This is not about the Seahawks. I just want to get that out of the way right now. There, now you know. It's also Saturday evening during the off-season. Get off my back.
This is not about MMA either. I don't even know anything about UFC or Mixed Martial Arts other than the fact that they took martial arts and then they mixed them together or something, and then it killed boxing. Oh yeah, MMA, the thing that's killing boxing.
But I do love documentaries and apparently I've watched enough Biographical Documentaries for Netflix to suggest me a whole category of them! One of those was called Driven and I almost got a hetero-boner when I thought "Oh Ryan Gosling!" but this is Driven not Drive. It's about MMA fighter Jens Pulver, a person that I had never heard of until about two hours ago.

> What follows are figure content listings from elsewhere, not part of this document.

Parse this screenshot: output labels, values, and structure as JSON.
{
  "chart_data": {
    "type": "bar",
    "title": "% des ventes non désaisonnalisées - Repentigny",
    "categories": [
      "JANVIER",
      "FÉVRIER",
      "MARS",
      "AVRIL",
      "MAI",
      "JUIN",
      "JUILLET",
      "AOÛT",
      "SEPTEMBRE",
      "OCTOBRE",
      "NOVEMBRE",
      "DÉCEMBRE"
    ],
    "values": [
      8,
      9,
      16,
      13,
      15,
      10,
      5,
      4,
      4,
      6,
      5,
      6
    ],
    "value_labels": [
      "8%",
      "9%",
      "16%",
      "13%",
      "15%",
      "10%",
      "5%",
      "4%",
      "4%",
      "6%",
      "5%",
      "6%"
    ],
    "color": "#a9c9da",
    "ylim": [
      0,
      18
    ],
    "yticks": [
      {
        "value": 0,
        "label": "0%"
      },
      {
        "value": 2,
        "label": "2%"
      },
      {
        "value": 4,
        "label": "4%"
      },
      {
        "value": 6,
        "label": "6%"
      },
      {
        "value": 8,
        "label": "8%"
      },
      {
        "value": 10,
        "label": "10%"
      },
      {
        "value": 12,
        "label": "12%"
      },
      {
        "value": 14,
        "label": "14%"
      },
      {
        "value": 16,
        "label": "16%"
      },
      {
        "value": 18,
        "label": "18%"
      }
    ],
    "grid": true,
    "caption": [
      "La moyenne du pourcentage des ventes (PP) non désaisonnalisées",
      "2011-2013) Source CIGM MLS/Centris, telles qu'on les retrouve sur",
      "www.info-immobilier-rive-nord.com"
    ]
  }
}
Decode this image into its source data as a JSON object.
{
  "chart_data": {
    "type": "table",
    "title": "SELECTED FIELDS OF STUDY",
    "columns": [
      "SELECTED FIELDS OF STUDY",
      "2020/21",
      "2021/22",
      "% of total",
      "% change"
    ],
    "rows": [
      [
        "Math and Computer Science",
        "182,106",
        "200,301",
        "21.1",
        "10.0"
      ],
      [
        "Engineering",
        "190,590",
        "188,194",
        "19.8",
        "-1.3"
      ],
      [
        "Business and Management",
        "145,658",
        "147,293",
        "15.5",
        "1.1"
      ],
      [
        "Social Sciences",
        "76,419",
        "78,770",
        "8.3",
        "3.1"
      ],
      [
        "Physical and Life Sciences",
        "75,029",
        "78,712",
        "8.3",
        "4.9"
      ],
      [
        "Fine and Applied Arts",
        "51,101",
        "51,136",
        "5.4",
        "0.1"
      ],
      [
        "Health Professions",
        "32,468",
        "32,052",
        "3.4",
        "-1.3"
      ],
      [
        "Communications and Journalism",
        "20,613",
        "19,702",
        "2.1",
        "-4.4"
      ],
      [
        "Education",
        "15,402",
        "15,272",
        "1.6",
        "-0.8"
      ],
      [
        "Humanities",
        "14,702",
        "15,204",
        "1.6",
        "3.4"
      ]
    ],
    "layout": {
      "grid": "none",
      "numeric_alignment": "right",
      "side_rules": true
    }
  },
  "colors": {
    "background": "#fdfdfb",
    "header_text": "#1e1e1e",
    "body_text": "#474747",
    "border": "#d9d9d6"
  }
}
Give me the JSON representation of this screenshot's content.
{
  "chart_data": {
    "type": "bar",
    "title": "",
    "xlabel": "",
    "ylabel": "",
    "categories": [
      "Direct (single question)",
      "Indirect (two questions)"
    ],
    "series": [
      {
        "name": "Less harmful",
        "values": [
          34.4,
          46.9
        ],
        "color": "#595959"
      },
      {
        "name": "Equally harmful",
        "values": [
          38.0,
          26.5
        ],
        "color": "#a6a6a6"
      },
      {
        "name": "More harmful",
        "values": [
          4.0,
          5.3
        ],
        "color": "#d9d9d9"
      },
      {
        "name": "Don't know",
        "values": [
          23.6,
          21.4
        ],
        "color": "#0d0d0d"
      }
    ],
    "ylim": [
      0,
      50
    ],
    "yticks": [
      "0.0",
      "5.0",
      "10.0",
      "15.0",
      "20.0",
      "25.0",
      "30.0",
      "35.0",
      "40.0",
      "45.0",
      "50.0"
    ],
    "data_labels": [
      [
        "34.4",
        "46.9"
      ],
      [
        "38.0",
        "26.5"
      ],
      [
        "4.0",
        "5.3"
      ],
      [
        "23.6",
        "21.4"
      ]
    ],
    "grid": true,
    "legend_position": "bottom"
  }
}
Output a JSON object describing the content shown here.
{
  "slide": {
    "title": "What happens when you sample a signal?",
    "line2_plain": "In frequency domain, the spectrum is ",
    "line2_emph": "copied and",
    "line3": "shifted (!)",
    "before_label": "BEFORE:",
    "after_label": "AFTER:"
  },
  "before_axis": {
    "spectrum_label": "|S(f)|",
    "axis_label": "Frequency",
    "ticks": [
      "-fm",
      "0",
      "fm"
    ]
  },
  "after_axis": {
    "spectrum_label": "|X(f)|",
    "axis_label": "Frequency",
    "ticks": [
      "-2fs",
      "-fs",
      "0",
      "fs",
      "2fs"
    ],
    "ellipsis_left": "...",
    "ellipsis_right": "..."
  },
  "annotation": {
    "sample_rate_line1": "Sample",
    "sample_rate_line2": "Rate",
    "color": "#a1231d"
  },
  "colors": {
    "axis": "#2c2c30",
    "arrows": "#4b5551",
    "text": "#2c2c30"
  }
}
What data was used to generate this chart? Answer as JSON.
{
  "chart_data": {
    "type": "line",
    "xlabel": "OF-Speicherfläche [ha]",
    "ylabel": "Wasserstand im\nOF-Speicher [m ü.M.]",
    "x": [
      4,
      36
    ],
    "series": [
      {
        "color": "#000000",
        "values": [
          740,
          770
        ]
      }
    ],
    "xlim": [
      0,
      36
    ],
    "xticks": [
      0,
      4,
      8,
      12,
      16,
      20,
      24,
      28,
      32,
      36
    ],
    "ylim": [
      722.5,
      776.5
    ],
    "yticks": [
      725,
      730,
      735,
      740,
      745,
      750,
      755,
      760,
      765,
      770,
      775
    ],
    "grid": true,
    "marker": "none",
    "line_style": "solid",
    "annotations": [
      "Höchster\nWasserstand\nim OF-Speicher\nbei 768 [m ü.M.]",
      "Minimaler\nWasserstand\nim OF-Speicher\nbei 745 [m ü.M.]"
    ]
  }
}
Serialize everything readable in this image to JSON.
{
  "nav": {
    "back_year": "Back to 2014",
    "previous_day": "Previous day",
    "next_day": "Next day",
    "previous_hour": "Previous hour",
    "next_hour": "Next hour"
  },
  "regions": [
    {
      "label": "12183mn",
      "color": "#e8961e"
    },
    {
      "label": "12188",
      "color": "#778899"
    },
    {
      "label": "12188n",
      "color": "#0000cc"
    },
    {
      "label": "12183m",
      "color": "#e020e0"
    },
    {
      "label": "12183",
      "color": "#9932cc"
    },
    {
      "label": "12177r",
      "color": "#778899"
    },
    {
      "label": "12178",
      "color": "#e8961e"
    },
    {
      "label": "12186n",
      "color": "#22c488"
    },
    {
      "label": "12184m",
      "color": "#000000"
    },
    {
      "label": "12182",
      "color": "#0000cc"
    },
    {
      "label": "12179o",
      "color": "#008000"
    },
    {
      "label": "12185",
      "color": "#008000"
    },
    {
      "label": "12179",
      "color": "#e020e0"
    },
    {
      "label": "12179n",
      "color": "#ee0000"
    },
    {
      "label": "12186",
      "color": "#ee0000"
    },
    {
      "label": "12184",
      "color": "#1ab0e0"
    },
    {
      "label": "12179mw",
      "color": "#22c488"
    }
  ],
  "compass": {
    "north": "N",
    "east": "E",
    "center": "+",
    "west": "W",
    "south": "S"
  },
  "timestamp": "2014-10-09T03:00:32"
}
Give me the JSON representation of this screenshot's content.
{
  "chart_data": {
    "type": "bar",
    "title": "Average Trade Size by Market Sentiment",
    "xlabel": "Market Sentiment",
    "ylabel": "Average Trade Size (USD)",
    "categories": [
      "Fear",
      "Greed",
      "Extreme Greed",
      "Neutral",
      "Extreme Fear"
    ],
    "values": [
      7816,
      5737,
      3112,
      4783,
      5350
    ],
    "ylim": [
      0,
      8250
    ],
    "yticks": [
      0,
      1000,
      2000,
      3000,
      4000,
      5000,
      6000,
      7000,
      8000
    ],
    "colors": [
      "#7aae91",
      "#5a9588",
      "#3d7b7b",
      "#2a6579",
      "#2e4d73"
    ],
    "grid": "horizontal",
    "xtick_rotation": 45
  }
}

He is small, a former UFC champion in his division, and he's from Maple Valley, Washington. I actually learned more about MMA fighting in this one documentary than I probably did in my whole life that included one trip to a low-key MMA fight in Arizona and a couple of get-togethers for some big UFC fight in which I had heard of maybe two of the guys; the obvious ones. You know, Rampage and Chuck. That's about all I knew about MMA.
I still don't know that much. But again, this is not about MMA.
Pulver is also "old." At the time of this documentary, he was 35. That's not that old. But for an athlete, that's nearing retirement age. Pulver talks about that in the documentary and it's one of the more touching and astute observations on what that means for an athlete that I've ever heard. It's something to think about when a Walter Jones has to hang it up or one day, when a Matt Hasselbeck has to call it quits. This matters. It's sad.
According to Wikipedia, Jens is still fighting. Even two years after he said this, he can't give it up. That's how hard it is. He also just seems like an awesome person. He may have not been famous to me, but he's famous to millions of people. He doesn't take that for granted. He won't turn you down for a picture or an autograph. You can see that coming through in the documentary, and though it's anticlimactic, it's good. He says, "I'm not famous, I'm popular." I don't even know this guy and I am already a big fan.
I've transcribed his speech after the jump. Driven is available on Netflix Instant.
Spend every day training. College, high school, [inaudible- sounds like 'element'], 3 o'clock wrestling practice. Every day of my life. Three o'clock training. Since then, morning sessions. Afternoon sessions. I take my two weeks of breathing, then I gotta get back to training. But now all of a sudden what the f- are you gonna do to me when you tell me that I got nothing to train for? Other than just to train? I don't know if I can do that.
I always had a purpose. What do you fucking do? You're a competitor, [stumbles over words] all you know. You do and you're this young (flexes his muscles as he holds up his arms) Look at that. Bang! Most people are fuckin' old, skin, grey... I am done and I look like this.
I'm done and I can still push a car for half-a-mile if I wanted to. I'm done and I can bench, you know, 200- almost 260 pounds. Seriously? Most people are done when they're 65 years old, 70. They can barely put their fuckin' shoes on. Okay, now they're done. Now they need to relax and sit by the beach. Shit, like me... In our fuckin' prime. And we're DONE. How do you adjust to that? I ask anybody out there, how do you adjust to that?
(Begins to cry. Holds back tears as best as he can.)
And it isn't about- It isn't about the money. It's about " it's all you know." And you train for it. And you love it. And you got an internal clock that tells you, "Today you know you're gonna go out there, you're gonna run, you're gonna bust your ass, you're gonna listen to somebody and they're gonna tell you what to do and you know it, so you do it." You don't ask, you do it one hundred percent.
But I told- It's like I told my wife today, which is ironic, I'm sitting and I go "What do I do? How do I learn to figure this shit out? How do I learn to be a businessman? How do I learn to be an everyday individual? How do I learn that I'm training for no reason other than to just be in shape? How do I learn to enjoy what I'm doing without that competitive edge? And I feel like this but I have to retire because I can't mentally put it together. How do you do it? How do you spend the rest of your life accepting that? How do you learn to die twice?" I mean, that's where I'm sitting. How do you make it past the first one, knowing that you gotta do it again?